Ese mismo carácter la llevó a plantarse, una y mil veces, frente a la adversidad. Y a hacerse entender, incluso en holandés, durante el exilio en los Países Bajos. De ese tiempo a esta parte, muchos años fueron de espera, otros simplemente de frustración. No fueron años felices, pero tampoco todas las horas ni los días fueron de luto y oración. Insiste Luisa en que los más jóvenes dan sentido a la lucha: “Yo siento que por mi hijo ya no puedo hacer nada. Y hace años que lo pienso, ¿no? Que por mi hijo no puedo hacer nada… Y no es por política que lo hago. Lo hago porque no quiero que se repita en otra generación lo que le pasó a la generación de mi hijo.”(1)  Porfiadamente, madres y abuelas lograron permear el cerrojo mediático, ganando escucha entre los miles que engrosan las filas de silenciosos caminantes. La sociedad cada vez las honra más. La herencia dictatorial Horroris Causa se derruye en los juzgados, más vale, pero también en la construcción cotidiana de la memoria. La sombra de la dictadura cede y se diluye con cada ampliación de derechos, con cada paso hacia la búsqueda de la verdad –hasta los más cortos o temblequeantes–, con cada uruguayo que nace sin la mochila de haber transitado esa etapa. Entre tanto, ellas siguen marchando todos los 20 de mayo. Ahora están menos solas, es cierto. El abrazo es más fuerte, más hondo y más intenso. El pedido, siempre el mismo, aunque todavía haya que gritarlo: justicia.
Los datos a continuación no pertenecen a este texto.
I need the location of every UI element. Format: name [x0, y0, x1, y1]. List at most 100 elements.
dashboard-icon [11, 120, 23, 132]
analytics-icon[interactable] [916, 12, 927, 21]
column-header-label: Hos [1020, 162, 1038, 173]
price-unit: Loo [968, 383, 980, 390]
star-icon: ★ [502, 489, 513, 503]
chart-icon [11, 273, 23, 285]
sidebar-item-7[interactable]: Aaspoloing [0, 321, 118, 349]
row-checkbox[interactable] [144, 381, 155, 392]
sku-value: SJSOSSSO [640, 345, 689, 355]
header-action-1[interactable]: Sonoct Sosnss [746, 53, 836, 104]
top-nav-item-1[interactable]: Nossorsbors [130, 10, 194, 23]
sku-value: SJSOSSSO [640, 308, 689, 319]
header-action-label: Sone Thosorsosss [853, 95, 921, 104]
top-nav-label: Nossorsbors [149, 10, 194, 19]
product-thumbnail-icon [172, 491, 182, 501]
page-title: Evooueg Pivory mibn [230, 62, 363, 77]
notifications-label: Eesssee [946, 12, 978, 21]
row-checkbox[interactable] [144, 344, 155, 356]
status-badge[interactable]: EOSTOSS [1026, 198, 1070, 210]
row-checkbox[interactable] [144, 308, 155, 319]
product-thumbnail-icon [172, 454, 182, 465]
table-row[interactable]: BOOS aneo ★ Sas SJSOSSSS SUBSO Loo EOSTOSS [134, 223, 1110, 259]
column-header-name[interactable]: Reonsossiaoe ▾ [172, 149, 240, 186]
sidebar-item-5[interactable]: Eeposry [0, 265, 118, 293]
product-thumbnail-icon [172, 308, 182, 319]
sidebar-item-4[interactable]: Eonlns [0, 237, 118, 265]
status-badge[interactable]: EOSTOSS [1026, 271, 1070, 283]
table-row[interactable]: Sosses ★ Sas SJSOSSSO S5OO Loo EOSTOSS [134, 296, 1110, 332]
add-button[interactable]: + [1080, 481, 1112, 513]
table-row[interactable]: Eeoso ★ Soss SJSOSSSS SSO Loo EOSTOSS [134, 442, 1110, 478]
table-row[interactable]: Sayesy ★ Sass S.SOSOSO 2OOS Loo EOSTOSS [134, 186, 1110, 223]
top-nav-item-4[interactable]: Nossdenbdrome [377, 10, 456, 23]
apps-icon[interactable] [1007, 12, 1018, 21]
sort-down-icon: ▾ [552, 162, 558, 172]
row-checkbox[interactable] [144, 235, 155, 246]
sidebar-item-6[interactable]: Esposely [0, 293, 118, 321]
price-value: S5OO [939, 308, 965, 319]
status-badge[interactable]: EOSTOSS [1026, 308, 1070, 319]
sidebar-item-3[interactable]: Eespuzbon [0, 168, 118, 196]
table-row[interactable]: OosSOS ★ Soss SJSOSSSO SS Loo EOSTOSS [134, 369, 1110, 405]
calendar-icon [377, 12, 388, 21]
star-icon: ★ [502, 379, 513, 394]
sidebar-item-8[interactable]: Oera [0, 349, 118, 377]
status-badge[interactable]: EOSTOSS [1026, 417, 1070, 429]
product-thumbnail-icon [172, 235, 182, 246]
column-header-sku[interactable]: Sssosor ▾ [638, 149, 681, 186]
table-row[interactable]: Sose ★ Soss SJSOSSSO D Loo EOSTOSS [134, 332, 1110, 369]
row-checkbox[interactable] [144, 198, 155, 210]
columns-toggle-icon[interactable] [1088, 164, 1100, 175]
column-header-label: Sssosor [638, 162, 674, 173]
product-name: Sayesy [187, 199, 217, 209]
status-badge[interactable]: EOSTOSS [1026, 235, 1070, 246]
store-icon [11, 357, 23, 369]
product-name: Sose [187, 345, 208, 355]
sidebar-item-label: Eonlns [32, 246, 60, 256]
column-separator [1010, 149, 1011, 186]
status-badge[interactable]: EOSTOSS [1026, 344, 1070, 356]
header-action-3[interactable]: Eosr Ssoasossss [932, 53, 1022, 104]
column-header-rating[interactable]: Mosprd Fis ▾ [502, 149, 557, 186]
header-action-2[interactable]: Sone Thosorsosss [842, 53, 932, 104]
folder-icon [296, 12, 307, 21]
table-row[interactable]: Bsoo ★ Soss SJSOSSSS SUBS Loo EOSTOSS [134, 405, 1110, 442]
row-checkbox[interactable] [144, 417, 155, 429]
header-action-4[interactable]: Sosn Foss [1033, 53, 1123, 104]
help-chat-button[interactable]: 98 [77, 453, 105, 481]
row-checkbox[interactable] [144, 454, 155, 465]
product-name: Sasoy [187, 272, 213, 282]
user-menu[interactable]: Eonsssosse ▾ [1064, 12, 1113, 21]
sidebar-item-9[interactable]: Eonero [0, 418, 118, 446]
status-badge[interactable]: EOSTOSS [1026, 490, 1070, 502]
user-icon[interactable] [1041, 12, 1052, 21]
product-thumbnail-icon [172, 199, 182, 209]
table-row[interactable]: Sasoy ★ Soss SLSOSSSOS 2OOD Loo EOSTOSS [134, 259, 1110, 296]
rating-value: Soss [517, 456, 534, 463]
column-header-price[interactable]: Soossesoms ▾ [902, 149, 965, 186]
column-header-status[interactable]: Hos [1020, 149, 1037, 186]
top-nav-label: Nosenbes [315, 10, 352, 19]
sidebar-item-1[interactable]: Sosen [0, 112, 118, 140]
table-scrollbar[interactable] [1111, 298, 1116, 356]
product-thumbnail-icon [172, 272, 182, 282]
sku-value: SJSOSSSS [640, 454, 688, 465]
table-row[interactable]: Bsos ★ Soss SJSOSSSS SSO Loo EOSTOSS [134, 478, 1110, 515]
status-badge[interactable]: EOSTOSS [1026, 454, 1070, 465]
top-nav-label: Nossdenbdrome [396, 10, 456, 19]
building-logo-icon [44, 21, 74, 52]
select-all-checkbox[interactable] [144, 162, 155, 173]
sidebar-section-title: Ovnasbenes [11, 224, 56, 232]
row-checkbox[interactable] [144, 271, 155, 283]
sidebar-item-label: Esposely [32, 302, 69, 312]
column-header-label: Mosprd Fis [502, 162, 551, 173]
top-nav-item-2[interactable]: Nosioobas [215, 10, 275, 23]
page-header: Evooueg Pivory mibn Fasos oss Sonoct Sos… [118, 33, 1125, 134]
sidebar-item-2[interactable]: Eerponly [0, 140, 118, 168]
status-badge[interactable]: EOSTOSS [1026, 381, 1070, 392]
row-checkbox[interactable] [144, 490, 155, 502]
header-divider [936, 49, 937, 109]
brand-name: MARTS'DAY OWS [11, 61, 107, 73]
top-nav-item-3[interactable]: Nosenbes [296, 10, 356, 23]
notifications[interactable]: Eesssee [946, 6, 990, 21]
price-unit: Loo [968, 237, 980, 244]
Cuando el lector repase estas líneas, seguramente Luisa Cuesta ya habrá sido declarada doctora honoris causa por la Universidad de la República (2) por su “ejemplo de perseverancia, lucha y aporte a la cultura de derechos humanos”. Honor y causa, dos sustantivos que jamás hubiese imaginado aquel teniente, el de la frase, ni ese presidente, el de aquel instante. Y mucho menos esta mujer, la de la foto.



1.       Viejos son los trapos, Raúl Ronzoni y Mauricio Rodríguez.
2.        Madres y Familiares de Detenidos Desaparecidos invita a acompañar el otorgamiento del título honoris causa a Luisa Cuesta, este viernes 30 de agosto a las 18 horas, en el Paraninfo de la Universidad.